BIO Maggie Hazen is an LA and NY-based visual artist and intuitive collaborator working between collage, sculpture and experimental media. Her work has been exhibited, screened, and performed at the Bronx Museum, Brooklyn Museum, Museum of Tolerance, CICA Museum, South Korea, Granoff Center at Brown University, Pulse Miami Beach as part of Pulse Play, The Boston Young Contemporaries exhibition, and the Center for Photography at the University of California Riverside as part of Southern California’s Pacific Standard Time; among others.
Public works include Hidden in Plein Site, a billboard about carceral landscapes in the Catskill Mountains, Transmimic, a projection on the Manhattan Bridge, and Of Departed Delineations, a transformative memory commemorating the 1992 LA Riots. Her work has been included in group exhibitions at venues throughout the United States and internationally, including New York, Los Angeles, Washington DC, Korea, Taiwan, Turkey, and Philadelphia.
Hazen has had fellowships, grants, and residencies from Pioneer Works, Brooklyn, NY; AIM Fellowship at the Bronx Museum, Squeaky Wheel Media Arts Center, New York State Council on the Arts/Wave Farm; Lighthouse Works Visual Artist Fellowship; Vermont Studio Center and the Saas-Fee Summer Institute of Art in Switzerland; and many others.
She has taught at the Rhode Island School of Design, NYU, The Stevens Institute of Technology, The Shanghai Institute of Visual Art, and as part of the Bard College Clemente courses in the humanities. She is a visiting artist-in-residence at Bard College in the Studio Arts program. She has studied at Brown University, MIT, and the European Graduate School. She holds a BFA from Biola University in California and an MFA from the Rhode Island School of Design.
STATEMENT
Between ruin and renewal, my work cultivates the possibility of a world reborn from fractured remnants.
Emerging from the interplay of my individual studio practice and the synchronicities that arise through communal collaboration, my work navigates and reconfigures the systems, architectures, and landscapes that oppress, control, and confine. Rooted in the frameworks of magical realism, I conjure thresholds—conceptual and material mappings that chart pathways through our fraught panoptic landscapes toward alternative realities, new beginnings, and renewed freedoms. Mythological symbols, metaphor, and meticulous observation become tools to bend the rigid contours of power into fluid sites of possibility.

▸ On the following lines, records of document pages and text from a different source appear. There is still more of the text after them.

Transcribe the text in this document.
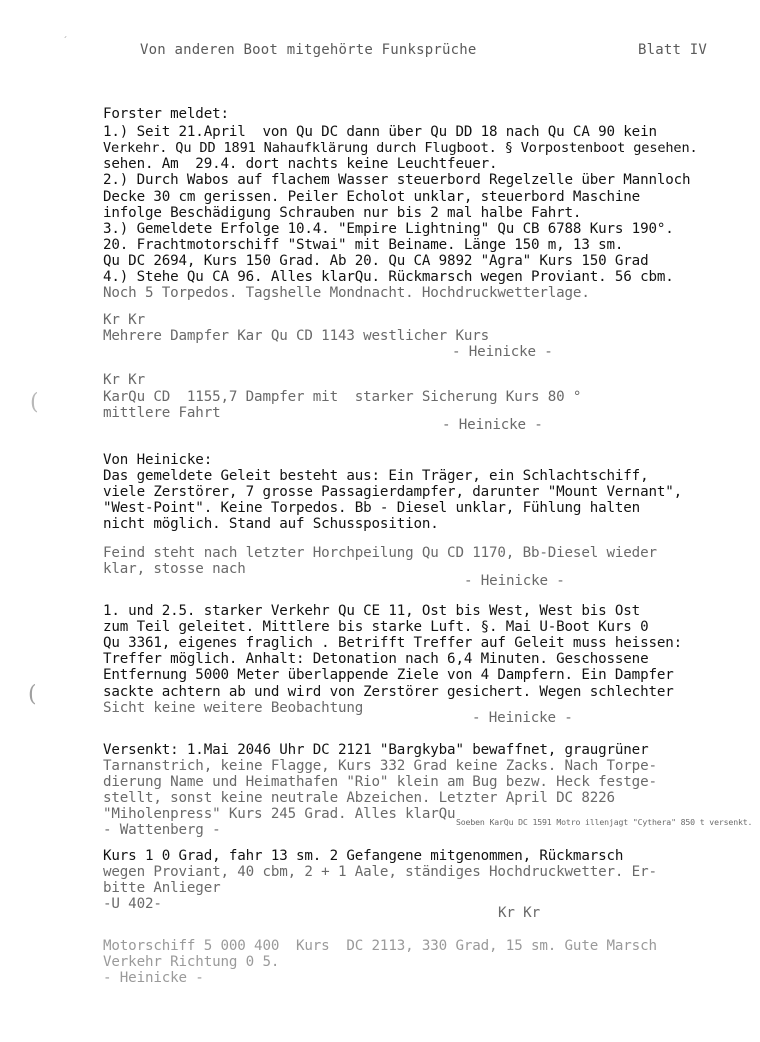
´
(
(
Von anderen Boot mitgehörte Funksprüche	Blatt IV
Forster meldet:
1.) Seit 21.April  von Qu DC dann über Qu DD 18 nach Qu CA 90 kein
Verkehr. Qu DD 1891 Nahaufklärung durch Flugboot. § Vorpostenboot gesehen.
sehen. Am  29.4. dort nachts keine Leuchtfeuer.
2.) Durch Wabos auf flachem Wasser steuerbord Regelzelle über Mannloch
Decke 30 cm gerissen. Peiler Echolot unklar, steuerbord Maschine
infolge Beschädigung Schrauben nur bis 2 mal halbe Fahrt.
3.) Gemeldete Erfolge 10.4. "Empire Lightning" Qu CB 6788 Kurs 190°.
20. Frachtmotorschiff "Stwai" mit Beiname. Länge 150 m, 13 sm.
Qu DC 2694, Kurs 150 Grad. Ab 20. Qu CA 9892 "Agra" Kurs 150 Grad
4.) Stehe Qu CA 96. Alles klarQu. Rückmarsch wegen Proviant. 56 cbm.
Noch 5 Torpedos. Tagshelle Mondnacht. Hochdruckwetterlage.
Kr Kr
Mehrere Dampfer Kar Qu CD 1143 westlicher Kurs
- Heinicke -
Kr Kr
KarQu CD  1155,7 Dampfer mit  starker Sicherung Kurs 80 °
mittlere Fahrt
- Heinicke -
Von Heinicke:
Das gemeldete Geleit besteht aus: Ein Träger, ein Schlachtschiff,
viele Zerstörer, 7 grosse Passagierdampfer, darunter "Mount Vernant",
"West-Point". Keine Torpedos. Bb - Diesel unklar, Fühlung halten
nicht möglich. Stand auf Schussposition.
Feind steht nach letzter Horchpeilung Qu CD 1170, Bb-Diesel wieder
klar, stosse nach
- Heinicke -
1. und 2.5. starker Verkehr Qu CE 11, Ost bis West, West bis Ost
zum Teil geleitet. Mittlere bis starke Luft. §. Mai U-Boot Kurs 0
Qu 3361, eigenes fraglich . Betrifft Treffer auf Geleit muss heissen:
Treffer möglich. Anhalt: Detonation nach 6,4 Minuten. Geschossene
Entfernung 5000 Meter überlappende Ziele von 4 Dampfern. Ein Dampfer
sackte achtern ab und wird von Zerstörer gesichert. Wegen schlechter
Sicht keine weitere Beobachtung
- Heinicke -
Versenkt: 1.Mai 2046 Uhr DC 2121 "Bargkyba" bewaffnet, graugrüner
Tarnanstrich, keine Flagge, Kurs 332 Grad keine Zacks. Nach Torpe-
dierung Name und Heimathafen "Rio" klein am Bug bezw. Heck festge-
stellt, sonst keine neutrale Abzeichen. Letzter April DC 8226
"Miholenpress" Kurs 245 Grad. Alles klarQu
- Wattenberg -	Soeben KarQu DC 1591 Motro illenjagt "Cythera" 850 t versenkt.
Kurs 1 0 Grad, fahr 13 sm. 2 Gefangene mitgenommen, Rückmarsch
wegen Proviant, 40 cbm, 2 + 1 Aale, ständiges Hochdruckwetter. Er-
bitte Anlieger
-U 402-
Kr Kr
Motorschiff 5 000 400  Kurs  DC 2113, 330 Grad, 15 sm. Gute Marsch
Verkehr Richtung 0 5.
- Heinicke -
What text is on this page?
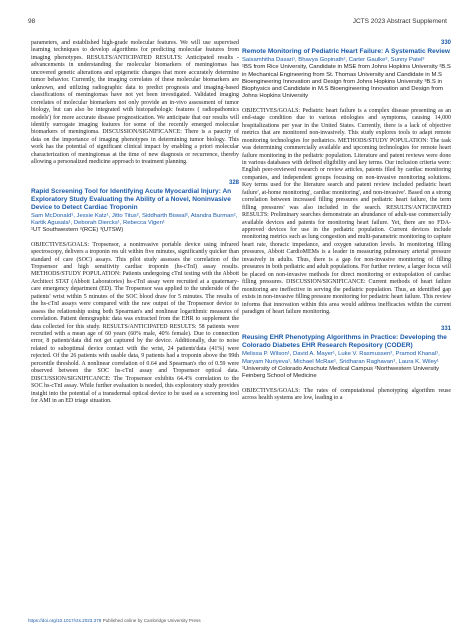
98	JCTS 2023 Abstract Supplement

parameters, and established high-grade molecular features. We will use supervised learning techniques to develop algorithms for predicting molecular features from imaging phenotypes. RESULTS/ANTICIPATED RESULTS: Anticipated results - advancements in understanding the molecular biomarkers of meningiomas has uncovered genetic alterations and epigenetic changes that more accurately determine tumor behavior. Currently, the imaging correlates of these molecular biomarkers are unknown, and utilizing radiographic data to predict prognosis and imaging-based classifications of meningiomas have not yet been investigated. Validated imaging correlates of molecular biomarkers not only provide an in-vivo assessment of tumor biology, but can also be integrated with histopathologic features ( radiopathomics models') for more accurate disease prognostication. We anticipate that our results will identify surrogate imaging features for some of the recently emerged molecular biomarkers of meningioma. DISCUSSION/SIGNIFICANCE: There is a paucity of data on the importance of imaging phenotypes in determining tumor biology. This work has the potential of significant clinical impact by enabling a priori molecular characterization of meningiomas at the time of new diagnosis or recurrence, thereby allowing a personalized medicine approach to treatment planning.

328
Rapid Screening Tool for Identifying Acute Myocardial Injury: An Exploratory Study Evaluating the Ability of a Novel, Noninvasive Device to Detect Cardiac Troponin

Sam McDonald¹, Jessie Katz¹, Jitto Titus², Siddharth Biswal², Atandra Burman², Kartik Agusala¹, Deborah Diercks¹, Rebecca Vigen¹

¹UT Southwestern ²(RCE) ³(UTSW)

OBJECTIVES/GOALS: Tropsensor, a noninvasive portable device using infrared spectroscopy, delivers a troponin res ult within five minutes, significantly quicker than standard of care (SOC) assays. This pilot study assesses the correlation of the Tropsensor and high sensitivity cardiac troponin (hs-cTnI) assay results. METHODS/STUDY POPULATION: Patients undergoing cTnI testing with the Abbott Architect STAT (Abbott Laboratories) hs-cTnI assay were recruited at a quaternary-care emergency department (ED). The Tropsensor was applied to the underside of the patients' wrist within 5 minutes of the SOC blood draw for 5 minutes. The results of the hs-cTnI assays were compared with the raw output of the Tropsensor device to assess the relationship using both Spearman's and nonlinear logarithmic measures of correlation. Patient demographic data was extracted from the EHR to supplement the data collected for this study. RESULTS/ANTICIPATED RESULTS: 58 patients were recruited with a mean age of 60 years (60% male, 40% female). Due to connection error, 8 patients'data did not get captured by the device. Additionally, due to noise related to suboptimal device contact with the wrist, 24 patients'data (41%) were rejected. Of the 26 patients with usable data, 9 patients had a troponin above the 99th percentile threshold. A nonlinear correlation of 0.64 and Spearman's rho of 0.59 were observed between the SOC hs-cTnI assay and Tropsensor optical data. DISCUSSION/SIGNIFICANCE: The Tropsensor exhibits 64.4% correlation to the SOC hs-cTnI assay. While further evaluation is needed, this exploratory study provides insight into the potential of a transdermal optical device to be used as a screening tool for AMI in an ED triage situation.

330
Remote Monitoring of Pediatric Heart Failure: A Systematic Review

Saisamhitha Dasari¹, Bhavya Gopinath², Carter Gaulke³, Sunny Patel³

¹BS from Rice University, Candidate in MSE from Johns Hopkins University ²B.S in Mechanical Engineering from St. Thomas University and Candidate in M.S Bioengineering Innovation and Design from Johns Hopkins University ³B.S in Biophysics and Candidate in M.S Bioengineering Innovation and Design from Johns Hopkins University

OBJECTIVES/GOALS: Pediatric heart failure is a complex disease presenting as an end-stage condition due to various etiologies and symptoms, causing 14,000 hospitalizations per year in the United States. Currently, there is a lack of objective metrics that are monitored non-invasively. This study explores tools to adapt remote monitoring technologies for pediatrics. METHODS/STUDY POPULATION: The task was determining commercially available and upcoming technologies for remote heart failure monitoring in the pediatric population. Literature and patent reviews were done in various databases with defined eligibility and key terms. Our inclusion criteria were: English peer-reviewed research or review articles, patents filed by cardiac monitoring companies, and independent groups focusing on non-invasive monitoring solutions. Key terms used for the literature search and patent review included pediatric heart failure', at-home monitoring', cardiac monitoring', and non-invasive'. Based on a strong correlation between increased filling pressures and pediatric heart failure, the term filling pressures' was also included in the search. RESULTS/ANTICIPATED RESULTS: Preliminary searches demonstrate an abundance of adult-use commercially available devices and patents for monitoring heart failure. Yet, there are no FDA-approved devices for use in the pediatric population. Current devices include monitoring metrics such as lung congestion and multi-parametric monitoring to capture heart rate, thoracic impedance, and oxygen saturation levels. In monitoring filling pressures, Abbott CardioMEMs is a leader in measuring pulmonary arterial pressure invasively in adults. Thus, there is a gap for non-invasive monitoring of filling pressures in both pediatric and adult populations. For further review, a larger focus will be placed on non-invasive methods for direct monitoring or extrapolation of cardiac filling pressures. DISCUSSION/SIGNIFICANCE: Current methods of heart failure monitoring are ineffective in serving the pediatric population. Thus, an identified gap exists in non-invasive filling pressure monitoring for pediatric heart failure. This review informs that innovation within this area would address inefficacies within the current paradigm of heart failure monitoring.

331
Reusing EHR Phenotyping Algorithms in Practice: Developing the Colorado Diabetes EHR Research Repository (CODER)

Melissa P. Wilson¹, David A. Mayer¹, Luke V. Rasmussen², Pramod Khanal¹, Maryam Nuriyeva¹, Michael McRae¹, Sridharan Raghavan¹, Laura K. Wiley¹

¹University of Colorado Anschutz Medical Campus ²Northwestern University Feinberg School of Medicine

OBJECTIVES/GOALS: The rates of computational phenotyping algorithm reuse across health systems are low, leading to a

https://doi.org/10.1017/cts.2023.378 Published online by Cambridge University Press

For over six years, my practice has unfolded at the intersection of carceral systems, natural landscapes, and the architectures that condition how we see—and what we are allowed to imagine. Through sustained collaborations inside U.S. prisons in New York—including the Columbia Secure Center for Girls, Brookwood Secure Center for Youth, Shawangunk Correctional Facility, and Bedford Hills Correctional Facility—I have witnessed firsthand how institutions that claim rehabilitation instead entrench violence, isolation, and structural dispossession. As the prison industrial complex continues to rise in scale, profit, and cultural reach, this work feels increasingly urgent.
Rather than waiting for these systems to collapse under their own weight, I choose to forecast. I imagine the prison already as a ruin: a future archaeological site where society might finally confront what it built. This vision has led me to seek out ruins—contemporary and ancient—standing inside the remnants of justice systems that once determined who was allowed to participate in the social world. In my installations and collage-based works, I reconfigure fragments of physical sites and prison interiors—printed photographs, digital and sculptural elements, found materials, and industrial remnants—into terrains where ruins become pathways toward architectures of transition, moving from what once confined toward what might liberate.
Through this collage-based process, I weave fragments into reimagined landscapes of space and power. Like mushrooms dissolving decay into fertile ground, like oysters filtering silt into clarity, I look to nature’s quiet alchemy as a guide. This work is transitional, interstitial, liminal—holding the breath before transformation. And with a little duct tape and some Elmer’s glue, the blueprints of another world begin to emerge not despite the brokenness of this one, but because of it.